Thursday, October 23, 2014

THE FUNHOUSE (1981)

Four twentysomething-year-old teenagers go to the carnival and for 44 minutes(!!!) walk around talking, playing games, telling and retelling a joke about a dancing duck, eating cotton candy and making out.  Finally they come up with the brilliant idea of jumping the ride at the Funhouse and spending the night inside.  So they get in and after the joint closes they witness a murder.  This is done with zero tension, but at least something is happening.  The killer has no idea that they're there, so really all they have to do (since the doors are locked) is hide out until morning...that is until one of these geniuses decides to rob the killer!!  Yes, the same killer they're locked in the Funhouse with.  Hahaha...too stupid to live.  The rest of the movie is just a tensionless, goreless, bloodless snoozefest with a generic looking killer.  They're also an easy escape route, but they never take it.  Pathetic.

Annnnd...that's about it.  Oh yeah, there was two badly shot topless scenes.  Skip it and never look back.

Tuesday, October 21, 2014

AIR FORCE ONE (1997)

President Harrison Ford ain't taking none of your shit, you smelly fucking terrorist buttholes.  "Get off my plant, I mean, plane!"

If you couldn't tell by the rousing music and the masses of people staring at him all glowy-eyed, President Harrison Ford is the greatest human in the universe.  So when some naughty terrorist poopheads hijack Air Force One it's up to President Harrison Ford to fake his escape and then turn the tables on these silly, silly clownhead peepants.

For a twenty year-old action film AIR FORCE ONE isn't too bad.  It's a little dated in the special effects and visceral action departments, but other than that it's an entertaining timewaster.  I especially liked the performances of the two leads (Ford and Oldman).  I do wish that they would have made Oldman's character more psychotic though.  Quick pace, lots of action, patriotism overdose, anti-climatic ending, zero nudity, President Harrison Ford, explosions, overacting, the Wishmaster getting choked out, average direction.  Would make an interesting double-feature with EXECUTIVE DECISION.

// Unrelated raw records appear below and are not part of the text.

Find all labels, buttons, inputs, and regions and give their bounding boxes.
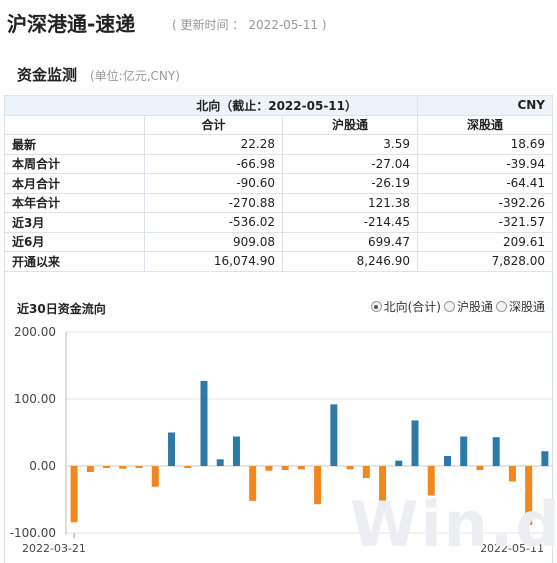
y-tick-label: 0.00 bbox=[29, 459, 56, 473]
radio-label: 深股通 bbox=[508, 300, 545, 314]
table-top-header-row: 北向（截止：2022-05-11） CNY bbox=[4, 95, 553, 116]
radio-label: 沪股通 bbox=[456, 300, 493, 314]
value-cell: -214.45 bbox=[282, 212, 418, 233]
row-label: 最新 bbox=[4, 134, 145, 155]
radio-circle-icon[interactable] bbox=[370, 301, 382, 312]
value-cell: 22.28 bbox=[144, 134, 283, 155]
x-end-label: 2022-05-11 bbox=[480, 542, 544, 555]
value-cell: 121.38 bbox=[282, 192, 418, 213]
page-title: 沪深港通-速递 bbox=[7, 12, 136, 36]
update-time: ( 更新时间 ： 2022-05-11 ) bbox=[172, 16, 331, 33]
column-header-total: 合计 bbox=[144, 114, 283, 135]
y-tick-label: -100.00 bbox=[10, 526, 56, 540]
northbound-header: 北向（截止：2022-05-11） bbox=[4, 95, 418, 116]
table-row: 开通以来 16,074.90 8,246.90 7,828.00 bbox=[4, 251, 553, 272]
bar[interactable] bbox=[103, 466, 111, 469]
corner-cell bbox=[4, 114, 145, 135]
bar[interactable] bbox=[249, 466, 257, 501]
value-cell: -66.98 bbox=[144, 153, 283, 174]
table-row: 本月合计 -90.60 -26.19 -64.41 bbox=[4, 173, 553, 194]
column-header-sh: 沪股通 bbox=[282, 114, 418, 135]
bar[interactable] bbox=[492, 437, 500, 466]
radio-option[interactable]: 北向(合计) bbox=[370, 298, 441, 315]
currency-label: CNY bbox=[417, 95, 553, 116]
radio-circle-icon[interactable] bbox=[443, 301, 455, 312]
section-title: 资金监测 bbox=[17, 66, 78, 84]
bar[interactable] bbox=[346, 466, 354, 470]
bar[interactable] bbox=[395, 460, 403, 466]
radio-circle-icon[interactable] bbox=[495, 301, 507, 312]
bar[interactable] bbox=[135, 466, 143, 469]
value-cell: -64.41 bbox=[417, 173, 553, 194]
bar[interactable] bbox=[168, 432, 176, 467]
bar[interactable] bbox=[281, 466, 289, 471]
row-label: 本周合计 bbox=[4, 153, 145, 174]
row-label: 近3月 bbox=[4, 212, 145, 233]
row-label: 近6月 bbox=[4, 231, 145, 252]
value-cell: 3.59 bbox=[282, 134, 418, 155]
bar[interactable] bbox=[427, 466, 435, 496]
bar[interactable] bbox=[314, 466, 322, 505]
y-tick-label: 200.00 bbox=[14, 325, 56, 339]
value-cell: -27.04 bbox=[282, 153, 418, 174]
value-cell: 7,828.00 bbox=[417, 251, 553, 272]
bar[interactable] bbox=[265, 466, 273, 471]
bar[interactable] bbox=[411, 420, 419, 466]
series-radio-group: 北向(合计) 沪股通 深股通 bbox=[368, 298, 545, 315]
value-cell: 209.61 bbox=[417, 231, 553, 252]
value-cell: -321.57 bbox=[417, 212, 553, 233]
value-cell: 16,074.90 bbox=[144, 251, 283, 272]
bar[interactable] bbox=[184, 466, 192, 469]
update-date: 2022-05-11 ) bbox=[248, 18, 327, 32]
table-row: 近3月 -536.02 -214.45 -321.57 bbox=[4, 212, 553, 233]
value-cell: 8,246.90 bbox=[282, 251, 418, 272]
value-cell: 699.47 bbox=[282, 231, 418, 252]
radio-option[interactable]: 深股通 bbox=[495, 298, 545, 315]
bar[interactable] bbox=[541, 451, 549, 466]
row-label: 开通以来 bbox=[4, 251, 145, 272]
section-unit: (单位:亿元,CNY) bbox=[90, 69, 180, 83]
value-cell: -270.88 bbox=[144, 192, 283, 213]
value-cell: -39.94 bbox=[417, 153, 553, 174]
value-cell: -26.19 bbox=[282, 173, 418, 194]
bar[interactable] bbox=[476, 466, 484, 471]
bar[interactable] bbox=[379, 466, 387, 501]
wind-watermark: Win.d bbox=[350, 488, 557, 561]
bar[interactable] bbox=[216, 459, 224, 466]
x-start-label: 2022-03-21 bbox=[22, 542, 86, 555]
value-cell: -392.26 bbox=[417, 192, 553, 213]
value-cell: -536.02 bbox=[144, 212, 283, 233]
flow-table: 北向（截止：2022-05-11） CNY 合计 沪股通 深股通 最新 22.28… bbox=[4, 95, 553, 272]
table-row: 本周合计 -66.98 -27.04 -39.94 bbox=[4, 153, 553, 174]
bar[interactable] bbox=[200, 380, 208, 466]
bar[interactable] bbox=[443, 455, 451, 466]
bar[interactable] bbox=[330, 404, 338, 466]
bar[interactable] bbox=[70, 466, 78, 523]
update-label: ( 更新时间 ： bbox=[172, 18, 245, 32]
bar[interactable] bbox=[362, 466, 370, 479]
y-tick-label: 100.00 bbox=[14, 392, 56, 406]
value-cell: 18.69 bbox=[417, 134, 553, 155]
value-cell: 909.08 bbox=[144, 231, 283, 252]
row-label: 本月合计 bbox=[4, 173, 145, 194]
bar[interactable] bbox=[508, 466, 516, 482]
bar[interactable] bbox=[86, 466, 94, 473]
column-header-sz: 深股通 bbox=[417, 114, 553, 135]
row-label: 本年合计 bbox=[4, 192, 145, 213]
table-row: 近6月 909.08 699.47 209.61 bbox=[4, 231, 553, 252]
table-row: 最新 22.28 3.59 18.69 bbox=[4, 134, 553, 155]
bar[interactable] bbox=[119, 466, 127, 469]
bar[interactable] bbox=[460, 436, 468, 466]
chart-title: 近30日资金流向 bbox=[17, 302, 106, 316]
bar[interactable] bbox=[151, 466, 159, 487]
radio-label: 北向(合计) bbox=[383, 300, 441, 314]
value-cell: -90.60 bbox=[144, 173, 283, 194]
bar[interactable] bbox=[525, 466, 533, 525]
flow-bar-chart: 200.00 100.00 0.00 -100.00 2022-03-21 2022-05… bbox=[10, 325, 553, 555]
bar[interactable] bbox=[232, 436, 240, 466]
radio-option[interactable]: 沪股通 bbox=[443, 298, 493, 315]
bar[interactable] bbox=[297, 466, 305, 470]
table-column-header-row: 合计 沪股通 深股通 bbox=[4, 114, 553, 135]
table-row: 本年合计 -270.88 121.38 -392.26 bbox=[4, 192, 553, 213]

Drinking game idea: every time somebody overrides somebody else's order, every time Gary Oldman screams and every time somebody sacrifices themself to save President Harrison Ford's life.

Monday, October 20, 2014

TOWER OF EVIL (1972)

This is an interesting little film.  Released in 1972 it predates what we now know as the Golden Age of Slasher films by six years, but yet it still has a lot of the elements that we associate with the modern slasher film: freaky-looking killer with a twisted past (even named Michael), gloomy settings, sexual active young people as victims, drug use, a Final Girl, bloody murders, fog, victims trapped in a remote location with no forms of communication, fake ending, excessively violent kill scenes, decapitation, female nudity, dismemberment, investigators trying to solve the mystery, etc...but was it any good?!

Yes and no, the story is simple: young people looking for a place to party and fuck are killed in a gruesome manner, the Final Girl escapes and the investigators trying to solve the mystery soon become the next round of victims.  The film starts off quickly with some nudity, murder and psychedelic imagery, but somewhere near the last act things just kinda bog down.  The killer isn't nearly as clever and sinister as he should have been, the flashbacks are too jumbled up and the body count is too low.

Historically THE TOWER OF EVIL is worth watching, it is a good film, but I think most of the younger horror audiences will be disappointed.  Especially with the lackluster ending. Would make an interesting double-feature with ANTHROPOPHAGUS.